The Biggest Risk In Canada's Economy Right Now
The condo market, which is clearly in recessionary territory, has conditions deteriorating to levels not seen in decades. What makes the situation more challenging is the role of investors in the presale market, which have made up to 70% or more of buyers. So in today’s episode, your hosts Daniel Foch and Nick Hill attempts to answer several questions in relations to the challenges for pre-construction and resale condos in several Canadian markets.
Key Takeaways:
The Canadian condo market, particularly in the Greater Toronto Area (GTA), is facing significant challenges, with pre-construction and resale condos being hit the hardest. The market is in a recessionary state, with sales plummeting to the lowest recorded levels since the 1990s.
The current market downturn is being compared to the 1990s recession, which saw high unemployment, reduced consumer confidence, and significant declines in real estate prices. The recovery from that recession took several years, raising concerns about a similar prolonged recovery period today.
With the sharp decline in pre-construction condo sales, there are concerns about a future shortage of new condos. This could lead to a significant drop in residential construction activity in the coming years, which would further strain the housing market and potentially prolong economic recovery.
There's a significant gap between the prices of new and resale condos, with new condos being almost 60% more expensive. This is 20 percentage points above the usual difference, indicating a distorted market where new condos are overpriced relative to existing ones.
Investment in both newly completed and resale condos for rental purposes has sharply declined. In 2023, 34% of new condos were rented out, dropping to 25% in early 2024. Similarly, only 2% of resale condos were rented out in early 2024, down from 10% in 2023. This trend is driven by high mortgage rates making rentals less financially viable.
A significant majority of condo investors with mortgages are experiencing negative cash flow. In 2023, 77% of leveraged investors were cash flow negative, a sharp increase from 52% in 2022. The situation worsened in the first half of 2024, with 81% of leveraged investors being cash flow negative.

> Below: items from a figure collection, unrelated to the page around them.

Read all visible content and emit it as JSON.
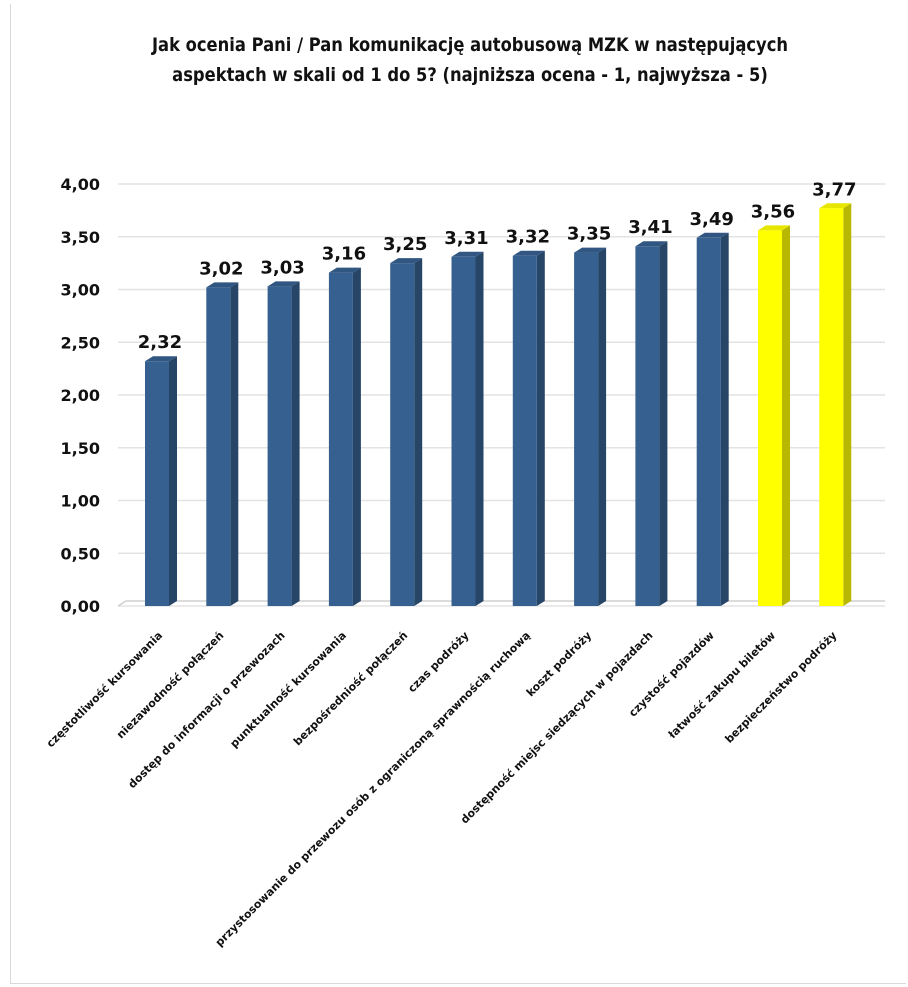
{
  "chart_data": {
    "type": "bar",
    "title_lines": [
      "Jak ocenia Pani / Pan komunikację autobusową MZK w następujących",
      "aspektach w skali od 1 do 5? (najniższa ocena - 1, najwyższa - 5)"
    ],
    "categories": [
      "częstotliwość kursowania",
      "niezawodność połączeń",
      "dostęp do informacji o przewozach",
      "punktualność kursowania",
      "bezpośredniość połączeń",
      "czas podróży",
      "przystosowanie do przewozu osób z ograniczoną sprawnością ruchową",
      "koszt podróży",
      "dostępność miejsc siedzących w pojazdach",
      "czystość pojazdów",
      "łatwość zakupu biletów",
      "bezpieczeństwo podróży"
    ],
    "values": [
      2.32,
      3.02,
      3.03,
      3.16,
      3.25,
      3.31,
      3.32,
      3.35,
      3.41,
      3.49,
      3.56,
      3.77
    ],
    "value_labels": [
      "2,32",
      "3,02",
      "3,03",
      "3,16",
      "3,25",
      "3,31",
      "3,32",
      "3,35",
      "3,41",
      "3,49",
      "3,56",
      "3,77"
    ],
    "bar_colors": [
      "#35608f",
      "#35608f",
      "#35608f",
      "#35608f",
      "#35608f",
      "#35608f",
      "#35608f",
      "#35608f",
      "#35608f",
      "#35608f",
      "#ffff00",
      "#ffff00"
    ],
    "y_ticks": [
      "0,00",
      "0,50",
      "1,00",
      "1,50",
      "2,00",
      "2,50",
      "3,00",
      "3,50",
      "4,00"
    ],
    "ylim": [
      0,
      4
    ],
    "grid": true,
    "legend": false
  }
}
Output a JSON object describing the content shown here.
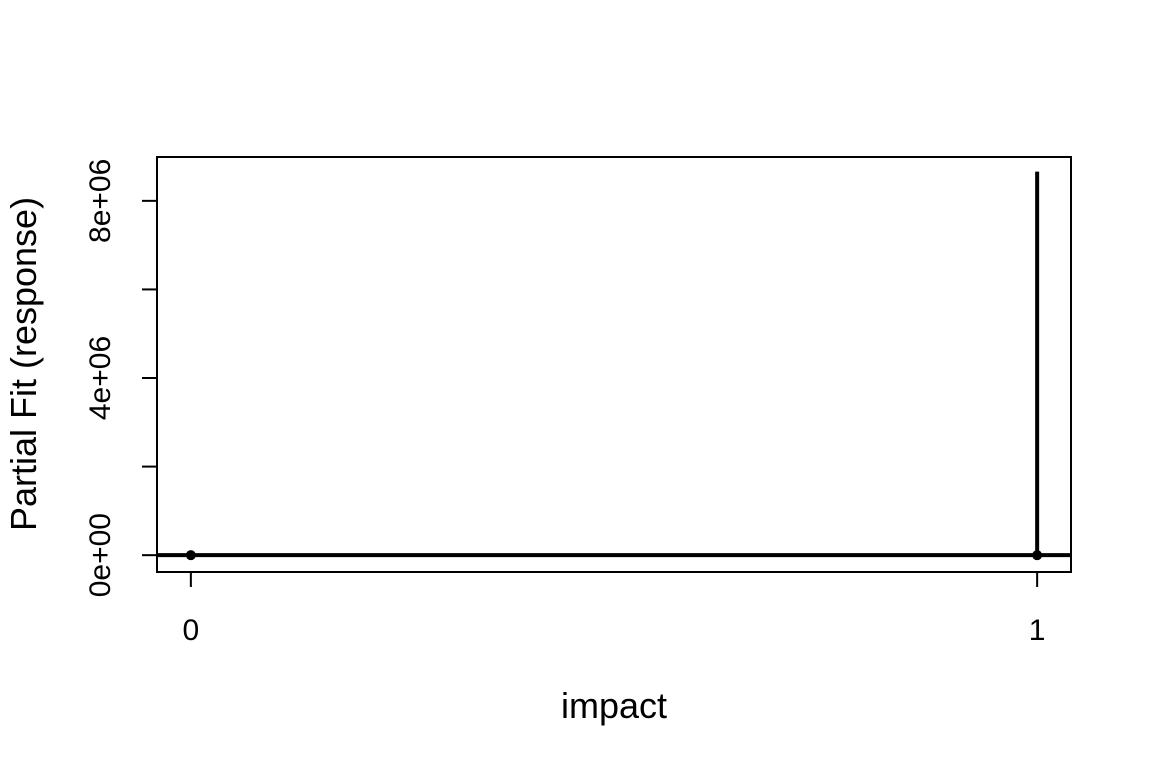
{
  "chart_data": {
    "type": "line",
    "title": "",
    "xlabel": "impact",
    "ylabel": "Partial Fit (response)",
    "x_ticks": [
      "0",
      "1"
    ],
    "y_ticks": [
      "0e+00",
      "4e+06",
      "8e+06"
    ],
    "y_tick_values": [
      0,
      2000000,
      4000000,
      6000000,
      8000000
    ],
    "y_tick_labeled": [
      0,
      4000000,
      8000000
    ],
    "xlim": [
      -0.04,
      1.04
    ],
    "ylim": [
      -380000,
      8990000
    ],
    "grid": false,
    "legend": "none",
    "points": [
      {
        "x": 0,
        "y": 0
      },
      {
        "x": 1,
        "y": 0
      }
    ],
    "reference_line": {
      "y": 0
    },
    "interval_segment": {
      "x": 1,
      "y_low": 0,
      "y_high": 8660000
    },
    "colors": {
      "line": "#000000",
      "background": "#ffffff"
    }
  }
}
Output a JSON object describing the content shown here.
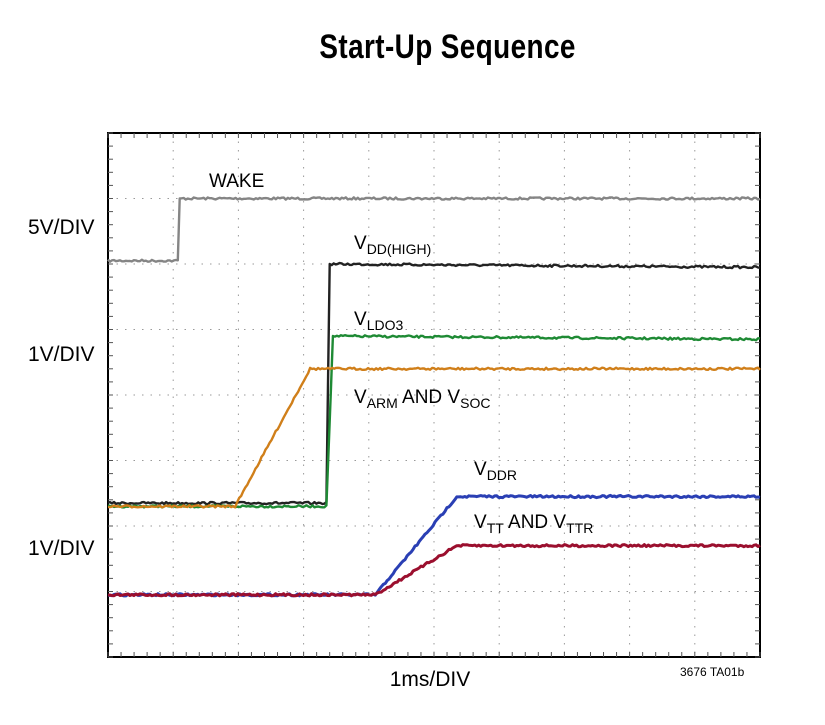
{
  "chart_data": {
    "type": "line",
    "title": "Start-Up Sequence",
    "xlabel": "1ms/DIV",
    "figure_code": "3676 TA01b",
    "scale_labels": [
      "5V/DIV",
      "1V/DIV",
      "1V/DIV"
    ],
    "grid": true,
    "xlim": [
      0,
      10
    ],
    "ylim": [
      0,
      8
    ],
    "series": [
      {
        "name": "WAKE",
        "name_main": "WAKE",
        "name_sub": "",
        "name_tail": "",
        "name_sub2": "",
        "color": "#858585",
        "x": [
          0,
          1.07,
          1.1,
          10
        ],
        "y": [
          6.05,
          6.05,
          7.0,
          7.0
        ]
      },
      {
        "name": "VDD(HIGH)",
        "name_main": "V",
        "name_sub": "DD(HIGH)",
        "name_tail": "",
        "name_sub2": "",
        "color": "#222222",
        "x": [
          0,
          3.35,
          3.4,
          10
        ],
        "y": [
          2.35,
          2.35,
          6.0,
          5.95
        ]
      },
      {
        "name": "VLDO3",
        "name_main": "V",
        "name_sub": "LDO3",
        "name_tail": "",
        "name_sub2": "",
        "color": "#1e8a34",
        "x": [
          0,
          3.35,
          3.45,
          10
        ],
        "y": [
          2.3,
          2.3,
          4.9,
          4.85
        ]
      },
      {
        "name": "VARM AND VSOC",
        "name_main": "V",
        "name_sub": "ARM",
        "name_tail": " AND V",
        "name_sub2": "SOC",
        "color": "#d07f1a",
        "x": [
          0,
          1.95,
          3.1,
          10
        ],
        "y": [
          2.3,
          2.3,
          4.4,
          4.4
        ]
      },
      {
        "name": "VDDR",
        "name_main": "V",
        "name_sub": "DDR",
        "name_tail": "",
        "name_sub2": "",
        "color": "#2a3fb4",
        "x": [
          0,
          4.1,
          5.35,
          10
        ],
        "y": [
          0.95,
          0.95,
          2.45,
          2.45
        ]
      },
      {
        "name": "VTT AND VTTR",
        "name_main": "V",
        "name_sub": "TT",
        "name_tail": " AND V",
        "name_sub2": "TTR",
        "color": "#9b0f2e",
        "x": [
          0,
          4.1,
          5.35,
          10
        ],
        "y": [
          0.95,
          0.95,
          1.7,
          1.7
        ]
      }
    ]
  }
}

On average, condo investors who closed on units in 2023 faced a monthly negative cash flow of about $600, more than double the losses seen in 2022. This worsening financial strain is a critical concern, as it limits investors' ability to spend elsewhere, potentially slowing broader economic activity.
It might be more financially sensible to buy resale condos rather than pre-construction units. A resale condo, priced at $1,000 per square foot, would result in significantly lower monthly costs compared to a new condo, which could lead to less severe cash flow issues.